Boosted by $7.4M deal, Summit County real estate springs into April
If the spring mud season is any indication, Summit County’s real estate market could be in store for another blazing summer of record-breaking sales.
In March, limited inventory was blamed for cutting into the number and total volume of local real estate sales, but that didn’t carry over into April with the month surpassing almost every measure compared to April 2017.
Overall, nearly 200 property transactions worth over $141 million were recorded in April by the Summit County Assessor’s Office, and the value of April’s sales was up over 25 percent compared to $112 million from the same month last year.
Measured against April 2016, when Summit County logged 162 property sales for $83.9 million combined, it shows just how much the local real estate market has grown over the last two years.
Summit County real estate sales typically slow in the fall and winter before picking up again in the springtime and exploding over the summer, when the vast majority of sales occur.
The summer sales typically continue showing up in the monthly sales reports from the assessor’s office through September and, more recently, even early into the fourth quarter, said longtime real estate professional Paula Stanton with LIV Sotheby’s International Realty.
The number of sales was up slightly in April, but the number of luxury homes closed on increased more than 25 percent compared to April 2017. In a county where one or two sales often eclipse the $3 million mark every month, there were six at or above that price tag in April. It should be noted, however, that many of these deals were likely in the works for months or even longer, Stanton said.

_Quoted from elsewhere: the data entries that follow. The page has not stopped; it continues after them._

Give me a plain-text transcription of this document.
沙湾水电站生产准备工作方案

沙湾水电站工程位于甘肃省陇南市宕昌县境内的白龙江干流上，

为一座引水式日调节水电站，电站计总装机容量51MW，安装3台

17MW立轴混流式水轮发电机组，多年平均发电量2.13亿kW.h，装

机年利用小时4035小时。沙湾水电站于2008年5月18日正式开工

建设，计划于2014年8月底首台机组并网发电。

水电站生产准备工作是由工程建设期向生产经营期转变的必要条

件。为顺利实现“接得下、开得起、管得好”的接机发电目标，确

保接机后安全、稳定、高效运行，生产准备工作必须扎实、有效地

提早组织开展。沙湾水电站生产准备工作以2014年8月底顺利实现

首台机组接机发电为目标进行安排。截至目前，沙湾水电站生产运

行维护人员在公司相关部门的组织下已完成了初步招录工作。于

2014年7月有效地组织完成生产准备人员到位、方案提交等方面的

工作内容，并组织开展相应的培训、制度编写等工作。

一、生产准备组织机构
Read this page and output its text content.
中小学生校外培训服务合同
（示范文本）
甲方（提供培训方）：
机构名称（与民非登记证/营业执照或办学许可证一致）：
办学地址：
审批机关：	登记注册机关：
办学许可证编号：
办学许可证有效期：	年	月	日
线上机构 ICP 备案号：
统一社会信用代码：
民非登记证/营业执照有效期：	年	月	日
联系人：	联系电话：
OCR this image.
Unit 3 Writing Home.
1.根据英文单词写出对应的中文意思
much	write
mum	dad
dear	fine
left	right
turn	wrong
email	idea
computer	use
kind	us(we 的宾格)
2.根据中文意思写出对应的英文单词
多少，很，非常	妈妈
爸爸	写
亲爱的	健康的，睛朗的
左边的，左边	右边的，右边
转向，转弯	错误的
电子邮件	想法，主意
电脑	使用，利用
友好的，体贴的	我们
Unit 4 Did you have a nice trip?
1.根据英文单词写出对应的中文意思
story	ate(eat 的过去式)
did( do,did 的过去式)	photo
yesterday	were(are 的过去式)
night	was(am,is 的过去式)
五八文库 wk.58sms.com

A blockbuster $7.4 million sale for the Riverfront Condos in downtown Silverthorne led the way on April’s sales report, and the purchase came with a significant amount of rental income, as the property features 45 apartment units along with rec and support buildings, according to the Summit County Assessor Beverly Breakstone.
Another large deal featured a $4.2 million transaction for a development property in downtown Dillon while three Breckenridge homes, each selling for $3 million or more last month, rounded out the five most expensive transactions of the month.
According to the LIV Sotheby’s International Realty, there really is no slowdown in sight for the local real estate market, and the low number of available listings will likely continue being “the largest influence” on property values.
“It’s a healthy market,” said Paula Stanton. She acknowledged that can be frustrating at times for buyers, but her experience is opportunities exist for buyers who are proactive and prepared to move.
“We do not have a lot of inventory to speak of, and as new listings come along, they are very quickly going under contract,” she said, adding a successful housing search is “all about knowing the market and how to react to it.”
LIV Sotheby’s latest market report suggests that increased buyer confidence, along with economic and population growth, rising upper-tier wealth and the strong performance of resort markets, is only expected to keep fueling Colorado’s strong real estate sales.
For the entry-level segment of the housing market in Summit County, bidding wars are becoming much more typical, the firm added.
In fact, Stanton, who recently closed a $2.4 million deal in Breckenridge, experienced a bout of fierce competition herself after one of her buyers recently put down an offer on a listing and another wasn’t far behind.
“We were sparring back and forth trying to get our offer in,” Stanton recalled, “and so we put an escalation clause that we would match or go above any competing offer. My buyer ended up getting the property because they were willing to go to a higher price, and the home actually went under contract over the listing price.”
The fierce competition is a result of the lack of inventory, a problem that’s exacerbated by climbing construction costs and the difficulty of finding available land at a viable price, according to LIV Sotheby’s International Realty.
Rising interest rates are also looking like “a double-edged sword,” according to the real estate firm, which expects the rising rates to gradually limit entry-level and mid-range homebuyers’ ability to qualify for financing. At the same time, the rising rates are also leading buyers to feel a sense of urgency and move on housing purchases before rates increase even more, regardless of the price point.